Nobel Peace Prize Goes To Group That Rids the World of Chemical Weapons

  • Share
  • Read Later
HEIKO JUNGE / EPA

Chairman of the Norwegian Nobel Committee, Thorbjorn Jagland, announces the winner of the Nobel Peace Prize for 2013 at the Nobel Institute in Oslo, Oct. 11, 2013.

In an unexpected turn, the Norwegian Nobel Committee, responsible for selecting the annual Nobel Peace Prize winner, granted its signature award to the Organization for the Prohibition of Chemical Weapons on Friday, for its 16-year campaign to end the use of toxic agents in warfare. The Hague-based group was created to enforce the Chemical Weapons Convention, an international treaty that bans the use, manufacture and transport of chemical weapons. In announcing the award, the Nobel Committee said: “The conventions and the work of the OPCW have defined the use of chemical weapons as a taboo under international law…Recent events in Syria, where chemical weapons have again been put to use, have underlined the need to enhance the efforts to do away with such weapons.” The OPCW had already been on the ground in Syria for several weeks. Last month, under the threat of military attack, President Bashar Assad announced that he would become a signatory to the convention and agreed to dismantle his chemical arsenal – a sharp turnaround considering that he had until then denied that Syria even had one. Syria’s accession to the convention, as the 190th member, will be formalized next week.

In combination with the U.N. and in consultation with the Assad government, the OPCW has set an ambitious goal for the complete destruction of the Syrian program—promising to destroy all of Syria’s chemical weapons manufacturing facilities by November 1, and its entire toxic arsenal by mid-summer. It is an unprecedented timeline made all the more difficult by Syria’s ongoing civil war, and where many of the facilities and storage sites are surrounded by rebel forces. Many are skeptical that it can even be done, but in granting the award, the Nobel committee has given an even stronger impetus to see it through. It has also given the OPCW a global platform to push the remaining states that have not signed the convention, North Korea, Angola, Egypt and South Sudan among them, to do so.

For years the OPCW has worked quietly behind the scenes to help signatories eliminate their chemical weapons stockpiles. But they gained international attention this spring, in the wake of an alleged chemical weapon attack in the Syrian town of Khan al-Asal that killed 31 people. Both rebels and the regime traded accusations, and both demanded international inspectors to verify their claims. Yet it took five months for the OPCW and the UN to negotiate the terms of the investigation with the government, which seemed to be dragging its feet. Just days after investigators arrived in Damascus, chemical weapons were again deployed on August 21, this time in the capital city’s southern and eastern suburbs, killing hundreds. Within days, investigators were able to assess several of the afflicted sites. Though the investigator’s mandate prevents them from assigning blame, the resulting report’s conclusions, based on assessments of the deployment of complex chemicals, sophisticated dispersal methods and rocket trajectories, pointed at the regime.

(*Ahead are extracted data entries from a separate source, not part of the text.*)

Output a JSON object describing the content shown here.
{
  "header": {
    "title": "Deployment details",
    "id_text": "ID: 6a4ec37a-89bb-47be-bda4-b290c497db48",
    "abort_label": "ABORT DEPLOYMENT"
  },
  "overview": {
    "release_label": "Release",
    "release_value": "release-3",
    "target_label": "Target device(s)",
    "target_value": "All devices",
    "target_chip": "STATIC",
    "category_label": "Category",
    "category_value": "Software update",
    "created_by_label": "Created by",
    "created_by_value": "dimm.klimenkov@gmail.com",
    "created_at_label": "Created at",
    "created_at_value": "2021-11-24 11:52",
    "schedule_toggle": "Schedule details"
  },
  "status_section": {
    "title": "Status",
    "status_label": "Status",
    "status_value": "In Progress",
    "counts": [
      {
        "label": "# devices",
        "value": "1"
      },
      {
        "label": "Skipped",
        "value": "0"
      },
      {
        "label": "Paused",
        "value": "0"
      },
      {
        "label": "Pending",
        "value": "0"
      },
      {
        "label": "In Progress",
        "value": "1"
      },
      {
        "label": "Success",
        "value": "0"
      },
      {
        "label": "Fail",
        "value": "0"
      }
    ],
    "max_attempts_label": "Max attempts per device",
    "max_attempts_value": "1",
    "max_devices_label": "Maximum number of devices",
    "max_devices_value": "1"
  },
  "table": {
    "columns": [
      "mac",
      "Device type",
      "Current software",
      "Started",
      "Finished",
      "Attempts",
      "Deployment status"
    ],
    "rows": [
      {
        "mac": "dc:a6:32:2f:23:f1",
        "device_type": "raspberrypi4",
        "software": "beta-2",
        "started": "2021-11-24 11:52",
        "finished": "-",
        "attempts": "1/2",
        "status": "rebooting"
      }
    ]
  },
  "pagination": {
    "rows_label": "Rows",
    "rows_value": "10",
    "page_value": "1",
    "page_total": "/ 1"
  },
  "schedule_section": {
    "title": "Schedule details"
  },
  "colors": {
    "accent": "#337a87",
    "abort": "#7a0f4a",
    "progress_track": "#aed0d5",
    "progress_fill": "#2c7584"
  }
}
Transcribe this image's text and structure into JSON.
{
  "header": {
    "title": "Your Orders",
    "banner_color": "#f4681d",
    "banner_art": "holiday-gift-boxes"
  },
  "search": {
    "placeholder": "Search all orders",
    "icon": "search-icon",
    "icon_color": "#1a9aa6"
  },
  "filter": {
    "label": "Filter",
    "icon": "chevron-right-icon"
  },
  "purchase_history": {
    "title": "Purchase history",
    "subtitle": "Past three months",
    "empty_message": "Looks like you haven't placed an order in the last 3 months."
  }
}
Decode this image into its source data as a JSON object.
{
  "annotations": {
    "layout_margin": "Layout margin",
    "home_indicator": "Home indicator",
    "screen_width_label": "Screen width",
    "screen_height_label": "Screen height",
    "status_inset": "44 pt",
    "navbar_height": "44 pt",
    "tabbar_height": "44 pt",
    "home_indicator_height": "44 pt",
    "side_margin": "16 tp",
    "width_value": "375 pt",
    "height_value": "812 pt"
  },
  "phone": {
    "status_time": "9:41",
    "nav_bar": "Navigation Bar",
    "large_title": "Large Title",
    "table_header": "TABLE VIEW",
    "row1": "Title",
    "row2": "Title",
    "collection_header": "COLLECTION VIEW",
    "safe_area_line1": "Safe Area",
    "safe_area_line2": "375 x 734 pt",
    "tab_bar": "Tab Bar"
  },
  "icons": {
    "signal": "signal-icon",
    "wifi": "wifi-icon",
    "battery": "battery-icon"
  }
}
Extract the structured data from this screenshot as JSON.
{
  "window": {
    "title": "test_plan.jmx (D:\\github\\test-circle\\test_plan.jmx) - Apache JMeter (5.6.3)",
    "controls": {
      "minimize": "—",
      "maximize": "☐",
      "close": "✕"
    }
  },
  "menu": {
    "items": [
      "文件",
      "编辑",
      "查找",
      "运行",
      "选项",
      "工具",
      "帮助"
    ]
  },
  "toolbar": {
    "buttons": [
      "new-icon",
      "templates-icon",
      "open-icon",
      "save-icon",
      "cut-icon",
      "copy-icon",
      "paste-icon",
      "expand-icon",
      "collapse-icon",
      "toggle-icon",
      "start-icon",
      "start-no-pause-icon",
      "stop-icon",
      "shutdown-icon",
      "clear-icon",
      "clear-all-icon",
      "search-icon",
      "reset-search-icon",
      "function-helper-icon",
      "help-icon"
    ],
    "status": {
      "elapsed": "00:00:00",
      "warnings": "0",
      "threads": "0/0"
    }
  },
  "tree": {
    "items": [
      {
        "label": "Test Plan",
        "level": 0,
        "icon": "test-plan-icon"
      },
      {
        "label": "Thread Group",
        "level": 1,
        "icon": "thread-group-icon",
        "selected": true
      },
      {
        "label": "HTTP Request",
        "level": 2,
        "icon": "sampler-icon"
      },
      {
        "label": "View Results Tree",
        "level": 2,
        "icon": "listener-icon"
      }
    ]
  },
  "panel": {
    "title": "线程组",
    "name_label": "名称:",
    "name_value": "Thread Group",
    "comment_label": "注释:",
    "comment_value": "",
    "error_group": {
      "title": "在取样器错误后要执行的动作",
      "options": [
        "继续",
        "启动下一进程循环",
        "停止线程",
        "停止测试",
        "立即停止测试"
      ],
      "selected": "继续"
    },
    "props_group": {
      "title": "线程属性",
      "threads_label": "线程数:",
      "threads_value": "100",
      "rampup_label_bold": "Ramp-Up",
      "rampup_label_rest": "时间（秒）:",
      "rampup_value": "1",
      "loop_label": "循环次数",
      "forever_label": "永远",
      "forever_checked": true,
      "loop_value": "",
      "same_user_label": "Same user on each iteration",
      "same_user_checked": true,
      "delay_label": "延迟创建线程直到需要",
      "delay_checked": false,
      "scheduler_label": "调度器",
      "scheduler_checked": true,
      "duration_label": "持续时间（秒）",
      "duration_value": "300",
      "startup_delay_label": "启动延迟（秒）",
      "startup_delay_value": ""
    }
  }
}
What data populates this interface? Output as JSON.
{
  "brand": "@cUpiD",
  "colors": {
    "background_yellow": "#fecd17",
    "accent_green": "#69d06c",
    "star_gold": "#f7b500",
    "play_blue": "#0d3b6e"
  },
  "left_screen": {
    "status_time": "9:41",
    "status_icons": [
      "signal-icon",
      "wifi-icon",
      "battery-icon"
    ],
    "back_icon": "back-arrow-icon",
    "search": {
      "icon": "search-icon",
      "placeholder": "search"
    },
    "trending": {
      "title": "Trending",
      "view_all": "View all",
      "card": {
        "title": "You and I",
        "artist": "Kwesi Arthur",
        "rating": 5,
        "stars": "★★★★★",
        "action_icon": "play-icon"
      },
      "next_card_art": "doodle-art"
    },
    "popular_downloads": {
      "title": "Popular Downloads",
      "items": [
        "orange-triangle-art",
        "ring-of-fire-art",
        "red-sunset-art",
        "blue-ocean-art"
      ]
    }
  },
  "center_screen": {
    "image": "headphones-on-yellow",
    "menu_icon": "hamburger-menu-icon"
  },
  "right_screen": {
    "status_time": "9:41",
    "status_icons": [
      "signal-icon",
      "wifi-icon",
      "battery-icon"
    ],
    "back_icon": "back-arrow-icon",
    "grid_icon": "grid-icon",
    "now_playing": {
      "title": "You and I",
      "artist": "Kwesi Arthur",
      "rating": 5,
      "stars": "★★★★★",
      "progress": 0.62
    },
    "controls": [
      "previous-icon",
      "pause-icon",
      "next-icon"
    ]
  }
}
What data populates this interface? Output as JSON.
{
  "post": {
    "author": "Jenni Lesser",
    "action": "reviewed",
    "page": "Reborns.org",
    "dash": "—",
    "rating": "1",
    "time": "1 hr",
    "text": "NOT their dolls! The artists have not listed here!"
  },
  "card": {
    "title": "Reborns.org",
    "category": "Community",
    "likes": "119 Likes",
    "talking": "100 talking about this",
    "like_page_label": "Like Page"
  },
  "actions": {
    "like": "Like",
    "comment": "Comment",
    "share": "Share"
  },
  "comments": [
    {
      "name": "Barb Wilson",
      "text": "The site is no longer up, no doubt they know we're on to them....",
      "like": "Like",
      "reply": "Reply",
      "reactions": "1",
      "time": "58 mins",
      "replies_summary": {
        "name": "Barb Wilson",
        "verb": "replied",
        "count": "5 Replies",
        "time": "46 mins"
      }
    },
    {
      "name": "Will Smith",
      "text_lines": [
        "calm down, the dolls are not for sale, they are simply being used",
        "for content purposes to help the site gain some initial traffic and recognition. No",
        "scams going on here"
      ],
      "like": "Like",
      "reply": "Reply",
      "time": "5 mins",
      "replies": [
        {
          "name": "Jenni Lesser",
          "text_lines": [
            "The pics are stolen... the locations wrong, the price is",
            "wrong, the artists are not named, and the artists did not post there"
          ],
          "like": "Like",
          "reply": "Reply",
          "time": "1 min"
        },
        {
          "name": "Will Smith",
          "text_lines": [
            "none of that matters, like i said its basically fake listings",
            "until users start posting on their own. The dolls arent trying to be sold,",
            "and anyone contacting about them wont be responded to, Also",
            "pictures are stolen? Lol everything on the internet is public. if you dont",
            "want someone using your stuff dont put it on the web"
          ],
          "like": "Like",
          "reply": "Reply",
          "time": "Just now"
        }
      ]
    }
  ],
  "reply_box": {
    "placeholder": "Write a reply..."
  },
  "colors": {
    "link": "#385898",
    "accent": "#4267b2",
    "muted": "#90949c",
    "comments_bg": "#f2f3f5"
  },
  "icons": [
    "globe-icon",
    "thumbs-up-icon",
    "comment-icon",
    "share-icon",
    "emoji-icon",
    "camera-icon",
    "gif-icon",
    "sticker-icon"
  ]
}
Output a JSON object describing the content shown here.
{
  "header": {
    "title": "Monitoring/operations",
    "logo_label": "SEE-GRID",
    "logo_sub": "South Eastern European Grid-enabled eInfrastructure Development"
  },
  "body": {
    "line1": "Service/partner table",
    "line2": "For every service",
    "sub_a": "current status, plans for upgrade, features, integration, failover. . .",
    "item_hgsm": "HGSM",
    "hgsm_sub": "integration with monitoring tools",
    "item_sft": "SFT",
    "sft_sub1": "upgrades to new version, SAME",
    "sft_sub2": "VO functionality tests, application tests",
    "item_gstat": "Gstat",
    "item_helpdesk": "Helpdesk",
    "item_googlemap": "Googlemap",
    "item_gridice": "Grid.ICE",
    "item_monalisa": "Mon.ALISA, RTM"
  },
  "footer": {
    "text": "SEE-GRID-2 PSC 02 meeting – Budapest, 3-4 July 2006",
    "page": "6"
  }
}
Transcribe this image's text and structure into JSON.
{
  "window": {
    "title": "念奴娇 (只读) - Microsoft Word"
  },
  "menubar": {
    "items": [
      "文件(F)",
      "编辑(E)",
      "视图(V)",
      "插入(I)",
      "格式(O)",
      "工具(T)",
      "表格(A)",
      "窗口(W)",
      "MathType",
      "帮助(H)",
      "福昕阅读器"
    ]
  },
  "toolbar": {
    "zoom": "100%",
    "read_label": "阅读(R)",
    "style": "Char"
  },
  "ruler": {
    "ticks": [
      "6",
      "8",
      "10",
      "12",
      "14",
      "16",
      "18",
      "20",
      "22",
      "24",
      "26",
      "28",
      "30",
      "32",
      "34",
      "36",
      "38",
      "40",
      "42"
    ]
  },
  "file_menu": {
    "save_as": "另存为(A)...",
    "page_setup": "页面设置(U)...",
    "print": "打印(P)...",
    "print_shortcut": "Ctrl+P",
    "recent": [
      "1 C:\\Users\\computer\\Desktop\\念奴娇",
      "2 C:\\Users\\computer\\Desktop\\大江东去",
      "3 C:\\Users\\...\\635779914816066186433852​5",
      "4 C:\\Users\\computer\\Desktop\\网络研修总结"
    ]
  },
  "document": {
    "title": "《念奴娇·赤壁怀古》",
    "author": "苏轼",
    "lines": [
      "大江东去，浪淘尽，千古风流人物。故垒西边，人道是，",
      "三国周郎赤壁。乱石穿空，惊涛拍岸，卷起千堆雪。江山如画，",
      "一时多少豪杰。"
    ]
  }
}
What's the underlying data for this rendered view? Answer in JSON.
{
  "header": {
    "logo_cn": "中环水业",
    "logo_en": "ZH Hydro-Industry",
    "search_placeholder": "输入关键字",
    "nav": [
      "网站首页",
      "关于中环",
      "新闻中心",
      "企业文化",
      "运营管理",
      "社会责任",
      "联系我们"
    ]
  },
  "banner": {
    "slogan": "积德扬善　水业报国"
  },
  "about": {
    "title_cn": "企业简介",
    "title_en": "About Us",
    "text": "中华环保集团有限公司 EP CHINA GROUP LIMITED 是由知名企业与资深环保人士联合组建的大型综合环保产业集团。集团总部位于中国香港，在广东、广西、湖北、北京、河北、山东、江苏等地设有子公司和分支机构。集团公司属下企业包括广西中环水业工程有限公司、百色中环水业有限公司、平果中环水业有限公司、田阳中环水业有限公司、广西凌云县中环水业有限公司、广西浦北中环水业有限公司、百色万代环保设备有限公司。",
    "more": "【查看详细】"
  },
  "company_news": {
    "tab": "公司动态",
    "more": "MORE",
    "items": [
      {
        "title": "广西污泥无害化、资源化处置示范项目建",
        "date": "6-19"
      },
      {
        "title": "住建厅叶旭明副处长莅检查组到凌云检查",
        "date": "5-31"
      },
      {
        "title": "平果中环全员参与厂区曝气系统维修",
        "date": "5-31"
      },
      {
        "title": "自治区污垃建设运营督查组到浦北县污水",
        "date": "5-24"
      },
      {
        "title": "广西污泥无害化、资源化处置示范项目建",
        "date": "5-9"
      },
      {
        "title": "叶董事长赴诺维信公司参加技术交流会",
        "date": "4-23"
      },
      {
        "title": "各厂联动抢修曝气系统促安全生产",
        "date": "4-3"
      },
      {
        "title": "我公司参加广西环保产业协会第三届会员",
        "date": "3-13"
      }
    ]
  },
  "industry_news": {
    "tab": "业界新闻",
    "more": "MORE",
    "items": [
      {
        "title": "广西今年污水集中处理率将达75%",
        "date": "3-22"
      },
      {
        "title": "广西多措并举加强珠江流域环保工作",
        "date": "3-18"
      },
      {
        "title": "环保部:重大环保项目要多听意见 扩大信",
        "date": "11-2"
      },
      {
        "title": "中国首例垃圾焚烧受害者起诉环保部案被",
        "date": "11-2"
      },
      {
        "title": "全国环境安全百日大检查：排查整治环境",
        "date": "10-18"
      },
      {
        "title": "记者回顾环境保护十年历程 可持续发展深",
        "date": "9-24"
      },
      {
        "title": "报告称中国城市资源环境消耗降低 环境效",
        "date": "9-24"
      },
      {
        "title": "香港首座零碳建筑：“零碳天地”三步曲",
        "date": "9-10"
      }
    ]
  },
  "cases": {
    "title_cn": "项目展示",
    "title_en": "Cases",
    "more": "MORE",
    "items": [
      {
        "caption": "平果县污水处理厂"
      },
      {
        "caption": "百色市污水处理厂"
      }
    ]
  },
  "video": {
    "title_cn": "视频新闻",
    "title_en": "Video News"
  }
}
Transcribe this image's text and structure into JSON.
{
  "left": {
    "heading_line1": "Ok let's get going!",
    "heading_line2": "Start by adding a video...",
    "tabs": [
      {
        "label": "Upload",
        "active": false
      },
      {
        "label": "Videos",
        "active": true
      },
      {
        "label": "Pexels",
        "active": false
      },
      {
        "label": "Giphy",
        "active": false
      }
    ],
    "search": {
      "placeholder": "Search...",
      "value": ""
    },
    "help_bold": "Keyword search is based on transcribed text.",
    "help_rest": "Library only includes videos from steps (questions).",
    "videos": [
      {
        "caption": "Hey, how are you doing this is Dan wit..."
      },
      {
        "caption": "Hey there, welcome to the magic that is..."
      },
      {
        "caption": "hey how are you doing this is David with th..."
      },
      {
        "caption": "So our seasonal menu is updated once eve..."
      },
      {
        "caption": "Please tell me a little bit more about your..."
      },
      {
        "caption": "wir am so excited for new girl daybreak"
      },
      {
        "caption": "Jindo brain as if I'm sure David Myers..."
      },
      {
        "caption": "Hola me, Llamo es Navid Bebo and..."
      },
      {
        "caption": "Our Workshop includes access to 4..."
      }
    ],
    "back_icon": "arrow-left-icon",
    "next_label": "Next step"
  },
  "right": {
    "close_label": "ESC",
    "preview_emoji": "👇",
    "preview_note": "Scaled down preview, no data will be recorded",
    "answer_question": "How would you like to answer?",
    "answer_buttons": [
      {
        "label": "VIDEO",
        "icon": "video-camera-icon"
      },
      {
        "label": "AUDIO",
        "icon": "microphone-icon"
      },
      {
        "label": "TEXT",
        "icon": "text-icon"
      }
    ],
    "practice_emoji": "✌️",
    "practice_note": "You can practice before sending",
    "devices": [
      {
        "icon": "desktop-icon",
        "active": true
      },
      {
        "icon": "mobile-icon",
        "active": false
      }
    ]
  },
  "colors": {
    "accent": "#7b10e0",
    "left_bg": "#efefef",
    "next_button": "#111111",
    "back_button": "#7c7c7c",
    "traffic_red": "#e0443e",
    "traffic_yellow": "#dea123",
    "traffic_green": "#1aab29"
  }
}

Due to security threats, investigators still have not been able to access Khan al-Asal, as well as several other sites where chemical weapons were allegedly used. But as the OPCW expands its program in Syria, more evidence of past chemical weapons use is sure to arise. Even as it does, the OPCW will be there, making sure it never happens again. And that is surely what the Nobel Committee had in mind.